The artwork is attached to a backing - either an acid free mount board or, as we have undertaken for several clients, a custom painted board. We then insert a spacer between the board and the glass ensuring that there is a gap of at least 6mm between the art and the glass.
Float mounting in a box frame is particularly suited to artworks where contact with glass could result in damage. For example, pastels and mixed media.
The artwork is mounted on a hidden raised step, the depth of which can range between 3mm and 8mm, giving the impression of floating above the backing board. When lit from the front, a shadow is cast by the edge of the artwork. We find that this technique works particularly well with oil on board paintings (see our galleries) and ragged edge high quality paper (e.g. watercolour weight).
Typically used for posters and other low/medium value art. The art has no mount and is usually (unless fixed (often dry-mounted) to a backing board where a spacer can be used) laid directly against the glass.

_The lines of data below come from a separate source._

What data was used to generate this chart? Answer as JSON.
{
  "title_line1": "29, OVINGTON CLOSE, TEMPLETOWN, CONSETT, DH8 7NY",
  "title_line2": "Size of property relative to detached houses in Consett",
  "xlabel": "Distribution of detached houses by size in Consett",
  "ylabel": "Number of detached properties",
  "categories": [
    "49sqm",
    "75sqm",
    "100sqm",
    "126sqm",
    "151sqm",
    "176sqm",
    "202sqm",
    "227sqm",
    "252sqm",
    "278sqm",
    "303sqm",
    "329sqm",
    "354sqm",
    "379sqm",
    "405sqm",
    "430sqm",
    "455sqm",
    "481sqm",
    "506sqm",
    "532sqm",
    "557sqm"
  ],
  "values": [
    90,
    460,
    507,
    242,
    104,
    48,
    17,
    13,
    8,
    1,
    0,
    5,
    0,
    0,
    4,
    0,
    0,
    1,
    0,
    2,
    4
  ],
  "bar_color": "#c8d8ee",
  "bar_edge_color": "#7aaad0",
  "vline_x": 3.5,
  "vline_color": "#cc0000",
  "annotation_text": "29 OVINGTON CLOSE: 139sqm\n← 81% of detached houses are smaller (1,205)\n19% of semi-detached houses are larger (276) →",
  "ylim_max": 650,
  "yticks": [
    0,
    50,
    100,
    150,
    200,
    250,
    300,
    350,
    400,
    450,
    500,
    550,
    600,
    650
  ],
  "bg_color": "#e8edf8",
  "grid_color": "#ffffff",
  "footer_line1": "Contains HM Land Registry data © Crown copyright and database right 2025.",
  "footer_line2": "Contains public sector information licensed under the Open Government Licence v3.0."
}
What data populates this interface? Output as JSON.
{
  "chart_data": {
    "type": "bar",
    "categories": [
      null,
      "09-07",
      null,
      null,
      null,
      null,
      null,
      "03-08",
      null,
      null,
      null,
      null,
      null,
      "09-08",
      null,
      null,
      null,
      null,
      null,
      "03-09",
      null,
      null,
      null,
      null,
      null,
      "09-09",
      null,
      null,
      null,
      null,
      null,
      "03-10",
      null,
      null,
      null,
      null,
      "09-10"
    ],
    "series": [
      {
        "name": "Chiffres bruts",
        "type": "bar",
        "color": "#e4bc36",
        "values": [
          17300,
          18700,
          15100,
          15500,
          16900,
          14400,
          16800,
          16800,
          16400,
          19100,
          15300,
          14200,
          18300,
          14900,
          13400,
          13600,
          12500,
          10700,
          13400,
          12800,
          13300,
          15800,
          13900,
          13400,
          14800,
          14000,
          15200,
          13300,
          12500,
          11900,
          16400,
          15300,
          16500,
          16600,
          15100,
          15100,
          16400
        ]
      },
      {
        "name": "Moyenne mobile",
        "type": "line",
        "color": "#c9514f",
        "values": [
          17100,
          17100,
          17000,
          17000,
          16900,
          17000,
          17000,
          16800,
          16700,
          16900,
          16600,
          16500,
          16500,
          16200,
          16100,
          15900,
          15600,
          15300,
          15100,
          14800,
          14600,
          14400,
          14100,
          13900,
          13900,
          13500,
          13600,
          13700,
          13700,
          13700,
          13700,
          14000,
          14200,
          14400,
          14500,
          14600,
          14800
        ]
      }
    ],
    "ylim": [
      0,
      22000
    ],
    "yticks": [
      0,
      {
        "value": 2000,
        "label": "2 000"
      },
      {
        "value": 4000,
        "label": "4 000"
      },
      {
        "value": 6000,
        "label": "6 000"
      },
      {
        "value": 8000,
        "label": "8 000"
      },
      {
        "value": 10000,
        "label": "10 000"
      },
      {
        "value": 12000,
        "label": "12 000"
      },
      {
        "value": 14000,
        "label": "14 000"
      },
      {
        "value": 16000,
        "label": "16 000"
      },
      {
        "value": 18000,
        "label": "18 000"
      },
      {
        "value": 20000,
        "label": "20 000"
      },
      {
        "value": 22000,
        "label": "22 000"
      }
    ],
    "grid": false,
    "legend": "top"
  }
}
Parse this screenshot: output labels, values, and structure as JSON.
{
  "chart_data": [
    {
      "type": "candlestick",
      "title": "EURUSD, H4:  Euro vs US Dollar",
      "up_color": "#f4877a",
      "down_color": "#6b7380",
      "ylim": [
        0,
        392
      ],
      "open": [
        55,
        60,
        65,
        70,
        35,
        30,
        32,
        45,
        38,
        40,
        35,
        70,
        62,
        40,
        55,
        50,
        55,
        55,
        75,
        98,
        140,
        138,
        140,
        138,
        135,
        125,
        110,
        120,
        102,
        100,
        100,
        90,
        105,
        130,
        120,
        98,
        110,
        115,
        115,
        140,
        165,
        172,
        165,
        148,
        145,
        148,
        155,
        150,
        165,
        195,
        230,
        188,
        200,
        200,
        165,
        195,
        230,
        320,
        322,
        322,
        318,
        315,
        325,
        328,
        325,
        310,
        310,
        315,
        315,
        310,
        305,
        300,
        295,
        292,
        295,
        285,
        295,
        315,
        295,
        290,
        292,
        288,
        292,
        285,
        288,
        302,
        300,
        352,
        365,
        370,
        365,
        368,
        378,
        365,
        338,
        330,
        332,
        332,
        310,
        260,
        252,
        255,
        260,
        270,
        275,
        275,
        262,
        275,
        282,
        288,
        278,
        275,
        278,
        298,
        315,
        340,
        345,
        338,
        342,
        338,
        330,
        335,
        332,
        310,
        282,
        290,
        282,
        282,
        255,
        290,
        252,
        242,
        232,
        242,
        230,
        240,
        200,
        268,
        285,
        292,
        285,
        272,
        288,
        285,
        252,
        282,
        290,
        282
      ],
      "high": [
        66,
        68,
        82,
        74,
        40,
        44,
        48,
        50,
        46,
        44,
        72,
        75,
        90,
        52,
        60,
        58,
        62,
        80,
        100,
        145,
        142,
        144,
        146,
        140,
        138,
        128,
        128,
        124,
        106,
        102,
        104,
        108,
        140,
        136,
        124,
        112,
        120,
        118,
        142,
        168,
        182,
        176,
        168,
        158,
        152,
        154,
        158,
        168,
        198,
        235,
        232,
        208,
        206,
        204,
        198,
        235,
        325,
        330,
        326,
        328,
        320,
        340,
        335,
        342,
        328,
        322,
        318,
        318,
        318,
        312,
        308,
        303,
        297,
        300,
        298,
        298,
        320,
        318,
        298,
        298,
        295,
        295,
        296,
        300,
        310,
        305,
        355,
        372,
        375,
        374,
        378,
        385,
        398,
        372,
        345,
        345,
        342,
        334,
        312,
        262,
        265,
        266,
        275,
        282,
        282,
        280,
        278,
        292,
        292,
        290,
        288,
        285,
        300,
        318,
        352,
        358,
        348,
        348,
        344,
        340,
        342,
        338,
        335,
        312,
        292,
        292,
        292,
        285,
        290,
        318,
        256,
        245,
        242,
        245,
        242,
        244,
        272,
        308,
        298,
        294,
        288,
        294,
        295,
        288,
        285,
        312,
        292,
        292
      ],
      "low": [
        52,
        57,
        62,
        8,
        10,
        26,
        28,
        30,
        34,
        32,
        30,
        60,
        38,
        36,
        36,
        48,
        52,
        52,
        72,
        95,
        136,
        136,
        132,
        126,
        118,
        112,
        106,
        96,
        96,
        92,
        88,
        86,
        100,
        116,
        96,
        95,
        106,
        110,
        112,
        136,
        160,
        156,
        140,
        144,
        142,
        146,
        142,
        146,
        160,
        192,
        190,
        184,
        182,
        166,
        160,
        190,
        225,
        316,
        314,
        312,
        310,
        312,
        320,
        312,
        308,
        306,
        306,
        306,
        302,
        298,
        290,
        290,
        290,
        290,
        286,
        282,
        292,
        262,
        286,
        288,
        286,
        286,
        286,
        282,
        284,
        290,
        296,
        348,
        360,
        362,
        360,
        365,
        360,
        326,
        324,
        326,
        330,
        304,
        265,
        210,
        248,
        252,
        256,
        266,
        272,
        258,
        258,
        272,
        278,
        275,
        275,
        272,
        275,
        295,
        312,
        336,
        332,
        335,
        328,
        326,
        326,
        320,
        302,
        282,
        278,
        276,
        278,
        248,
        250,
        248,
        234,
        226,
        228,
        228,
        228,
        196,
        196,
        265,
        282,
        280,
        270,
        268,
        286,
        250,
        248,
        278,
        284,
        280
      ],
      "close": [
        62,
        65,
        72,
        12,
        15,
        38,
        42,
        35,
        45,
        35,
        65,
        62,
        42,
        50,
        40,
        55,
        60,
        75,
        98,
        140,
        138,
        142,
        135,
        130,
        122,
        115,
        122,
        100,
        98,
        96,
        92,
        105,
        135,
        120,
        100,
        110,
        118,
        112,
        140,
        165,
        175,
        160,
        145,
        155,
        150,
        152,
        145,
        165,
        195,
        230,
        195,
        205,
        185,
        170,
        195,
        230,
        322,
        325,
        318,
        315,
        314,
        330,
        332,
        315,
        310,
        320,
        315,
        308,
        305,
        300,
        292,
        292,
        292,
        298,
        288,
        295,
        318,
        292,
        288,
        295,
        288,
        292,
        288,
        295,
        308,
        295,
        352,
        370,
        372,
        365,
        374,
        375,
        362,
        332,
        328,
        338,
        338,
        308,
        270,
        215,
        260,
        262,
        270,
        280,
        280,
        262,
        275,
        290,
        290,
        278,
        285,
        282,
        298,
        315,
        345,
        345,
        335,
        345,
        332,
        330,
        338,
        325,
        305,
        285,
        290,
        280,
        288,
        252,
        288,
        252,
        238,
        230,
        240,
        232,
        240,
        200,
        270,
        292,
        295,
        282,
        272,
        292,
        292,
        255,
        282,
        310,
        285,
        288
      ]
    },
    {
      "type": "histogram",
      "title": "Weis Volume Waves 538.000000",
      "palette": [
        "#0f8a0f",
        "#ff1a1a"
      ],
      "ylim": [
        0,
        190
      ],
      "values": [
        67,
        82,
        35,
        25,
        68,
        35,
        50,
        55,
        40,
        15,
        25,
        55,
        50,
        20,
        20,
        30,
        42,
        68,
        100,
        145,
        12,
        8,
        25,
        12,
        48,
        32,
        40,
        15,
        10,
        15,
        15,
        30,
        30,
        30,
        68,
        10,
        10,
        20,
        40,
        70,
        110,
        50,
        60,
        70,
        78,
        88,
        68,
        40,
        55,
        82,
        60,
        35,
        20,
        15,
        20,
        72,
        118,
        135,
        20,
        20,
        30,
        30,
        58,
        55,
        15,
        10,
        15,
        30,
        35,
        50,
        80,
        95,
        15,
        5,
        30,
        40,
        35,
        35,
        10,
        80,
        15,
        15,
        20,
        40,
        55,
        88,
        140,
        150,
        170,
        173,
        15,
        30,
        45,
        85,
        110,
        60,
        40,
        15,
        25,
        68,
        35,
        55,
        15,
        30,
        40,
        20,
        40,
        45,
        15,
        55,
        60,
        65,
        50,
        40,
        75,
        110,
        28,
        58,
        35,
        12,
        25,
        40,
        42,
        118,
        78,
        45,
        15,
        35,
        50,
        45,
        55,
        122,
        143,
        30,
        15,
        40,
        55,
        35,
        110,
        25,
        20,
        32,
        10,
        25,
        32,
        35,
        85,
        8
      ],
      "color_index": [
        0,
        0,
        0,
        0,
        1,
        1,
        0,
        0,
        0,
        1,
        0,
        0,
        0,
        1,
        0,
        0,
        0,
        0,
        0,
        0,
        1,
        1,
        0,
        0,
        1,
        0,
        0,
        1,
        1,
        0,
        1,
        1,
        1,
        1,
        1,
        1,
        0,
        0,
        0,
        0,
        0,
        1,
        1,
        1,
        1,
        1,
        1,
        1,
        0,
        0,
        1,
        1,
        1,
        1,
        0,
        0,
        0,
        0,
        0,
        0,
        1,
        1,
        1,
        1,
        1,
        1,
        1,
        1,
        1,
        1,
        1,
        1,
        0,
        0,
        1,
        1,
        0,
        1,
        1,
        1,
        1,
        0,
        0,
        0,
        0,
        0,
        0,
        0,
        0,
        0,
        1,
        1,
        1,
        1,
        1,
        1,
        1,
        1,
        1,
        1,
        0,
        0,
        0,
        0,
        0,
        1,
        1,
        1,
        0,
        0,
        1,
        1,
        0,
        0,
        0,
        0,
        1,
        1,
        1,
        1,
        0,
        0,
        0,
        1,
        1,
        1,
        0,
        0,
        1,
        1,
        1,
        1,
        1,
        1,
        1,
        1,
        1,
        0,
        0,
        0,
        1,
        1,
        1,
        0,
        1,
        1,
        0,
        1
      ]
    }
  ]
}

Care needs to be taken when the surface of the artwork could adhere to the glass over time - e.g. gloss photos
Although most commonly employed with canvases, I have successfully used tray frames with board and float mounted art. The canvas/board is fitted inside a tray frame leaving a small gap around the edges. These frames are unglazed.
Oil paintings have a texture which glass can mask due to reflection. Clients often prefer a simple, plain wood frame (stained, waxed etc.). You can see several examples of this in our Colin Moss gallery.